Pour Depraz (2014), la plupart des systèmes éducatifs seraient fondés sur cet état d’attention concentrée. Cet apprentissage serait en fait implicite et inconscient, intériorisé « contre-nature » dans l’enfance (Depraz, 2014). Ainsi, quand les travailleuses sociales font référence à l’apprentissage de l’écoute en contexte scolaire, on peut supposer que cette écoute serait en fait dressée en tant qu’attention concentrée sur une tâche. Une telle attention nécessiterait la conceptualisation implicite d’un sujet qui serait autodéterminé, donc capable d’une attention « volontaire », soumise à sa volonté (Depraz, 2014). Pour créer les conditions nécessaires à la mise en place de ce type d’attention focalisée, trois variables peuvent permettre d’y parvenir (Depraz, 2014). Ainsi, outre la démonstration d’efforts conscients de la part du sujet, le contexte occuperait aussi une place importante. Il serait possible pour le sujet de créer un cadre, ou un espace, qui favoriserait ce type d’attention (ibid.). D’ailleurs, la gestion de l’espace s’est avérée une variable fondamentale pour les travailleuses sociales, qui leur permettrait de mettre en place une écoute considérée comme suffisamment bonne. La dernière variable permettant ce type d’attention, est-ce que Depraz (2014) nomme un « déclic imprévisible », soit un élément extérieur qui viendrait solliciter l’attention de manière involontaire.

Dans le cadre de rencontres cliniques où exercent les travailleuses sociales, il apparaît nécessaire de comprendre ce que l’autre dit et de dégager de son propos des pistes d’intervention, qui vont permettre de mener à bien le suivi. Toutefois, il semble que lorsque la parole ne fait plus de sens, une telle attention pourrait être remise en question.

En rattachant à l’écoute la nécessité de diriger son attention et de focaliser sur les propos de l’autre, on adopterait une lecture réductrice de cette capacité cognitive, oblitérant les autres formes d’attention possible. Ce contrôle de l’attention n’est pas sans rappeler la forme ascétique de l’écoute propre au Stoïciens, où l’attention et la disposition du corps sont mises de l’avant (Foucault, 2001; Depraz, 2014).

Cependant, pour Foucault (2001), l’aspect « parénétique » de l’écoute stoïcienne, qui s’oriente vers la vérité du discours, est déterminant à cette forme d’ascétisme. Ainsi, dans le contexte professionnel de la rencontre propre au travail social, la question demeure quant à savoir quelle est cette vérité à laquelle l’attention s’est arrimée? La plupart des participantes ont souligné reconnaître le caractère réel de la souffrance exprimée par les individus délirants, rabattant cette vérité à une conception empathique de l’état général de l’individu psychotique. Une critique possible de cette conception pourrait être que la souffrance rattache l’écoute à ce que Karsz (2011) nomme l’écoute charitable, où l’écoute est possible seulement si l’individu exprime une forme de détresse.
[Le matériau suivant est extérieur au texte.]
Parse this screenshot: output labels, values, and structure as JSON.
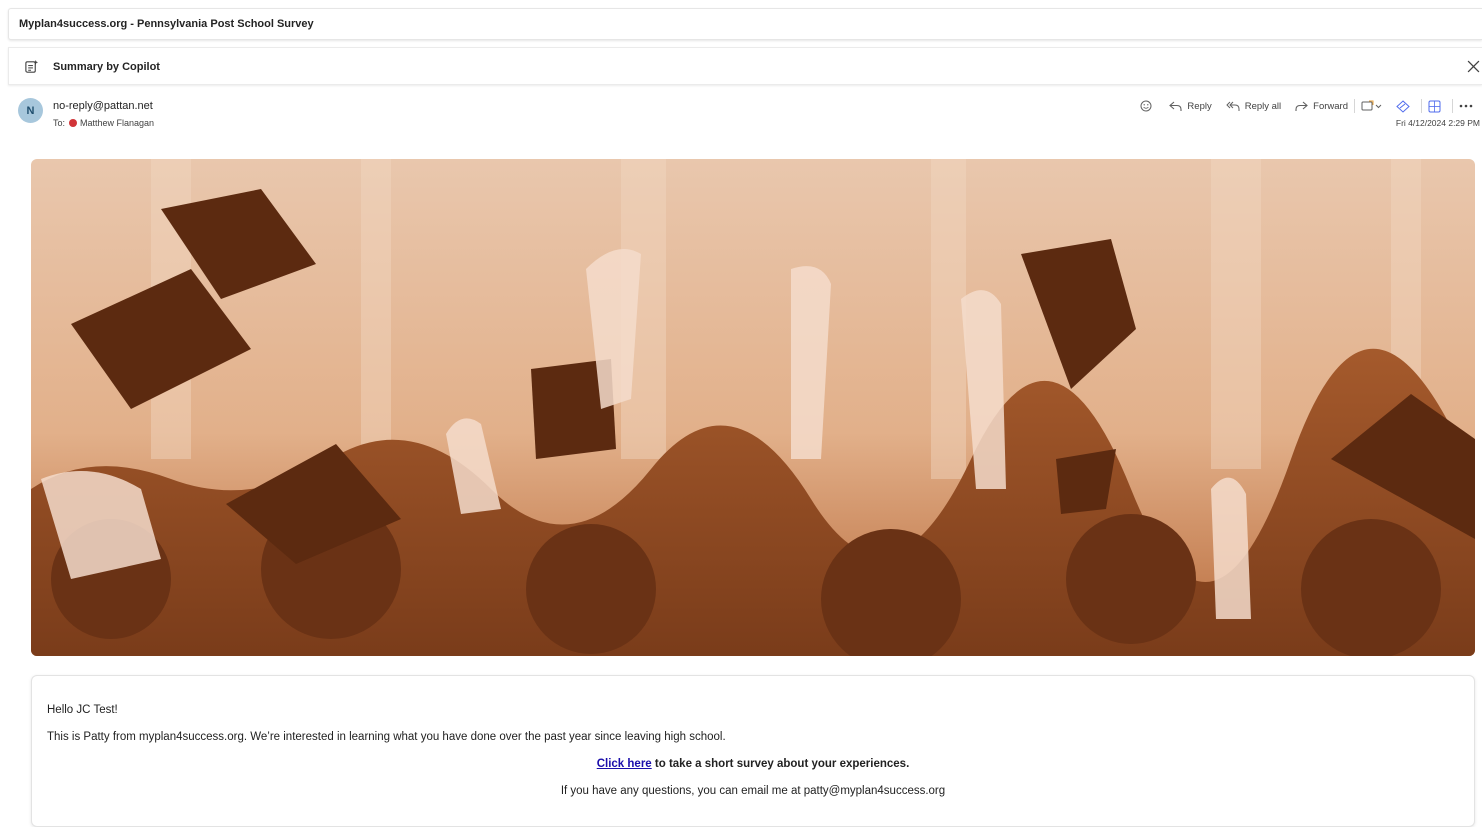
{
  "email": {
    "subject": "Myplan4success.org - Pennsylvania Post School Survey",
    "copilot_label": "Summary by Copilot",
    "sender_initial": "N",
    "sender": "no-reply@pattan.net",
    "to_label": "To:",
    "recipient": "Matthew Flanagan",
    "date": "Fri 4/12/2024 2:29 PM"
  },
  "actions": {
    "reply": "Reply",
    "reply_all": "Reply all",
    "forward": "Forward"
  },
  "body": {
    "greeting": "Hello JC Test!",
    "intro": "This is Patty from myplan4success.org. We’re interested in learning what you have done over the past year since leaving high school.",
    "link_text": "Click here",
    "link_rest": " to take a short survey about your experiences.",
    "contact": "If you have any questions, you can email me at patty@myplan4success.org"
  },
  "colors": {
    "hero_tint": "#d38a55",
    "link": "#1a0dab",
    "presence": "#d13438"
  },
  "icons": [
    "copilot-summary-icon",
    "close-icon",
    "emoji-icon",
    "reply-icon",
    "reply-all-icon",
    "forward-icon",
    "tag-icon",
    "sticker-icon",
    "apps-icon",
    "more-icon",
    "presence-dot"
  ]
}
Nous avons vu que pour Foucault (2001), l’écoute possède cette capacité de transformer la subjectivité de l’écoutant, faisant de son exercice une pratique de soi. La dimension parénétique est cependant fondamentale à ce type de pratique, permettant de se laisser transformer par l’autre. Alors que cette thématique n’a pas été explorée dans cette étude, les façons dont les travailleuses sociales sont transformées par l’écoute du délire, pourrait être un sujet de recherche intéressant, entres autres sur la variation de l’attention. Car l’écoute ne se définirait pas seulement par l’attention à la signification de ce qui est entendu, elle signifierait aussi la capacité d’entendre autrement, de découvrir en nous de nouvelles sensibilités (Lachenmann, 2000). Il existerait d’autres types d’attention, qui n’ont pas été nommés par les travailleuses sociales et qui pourraient permettre de mieux comprendre l’écoute, entres autres le décentrement et la vigilance (Depraz, 2014).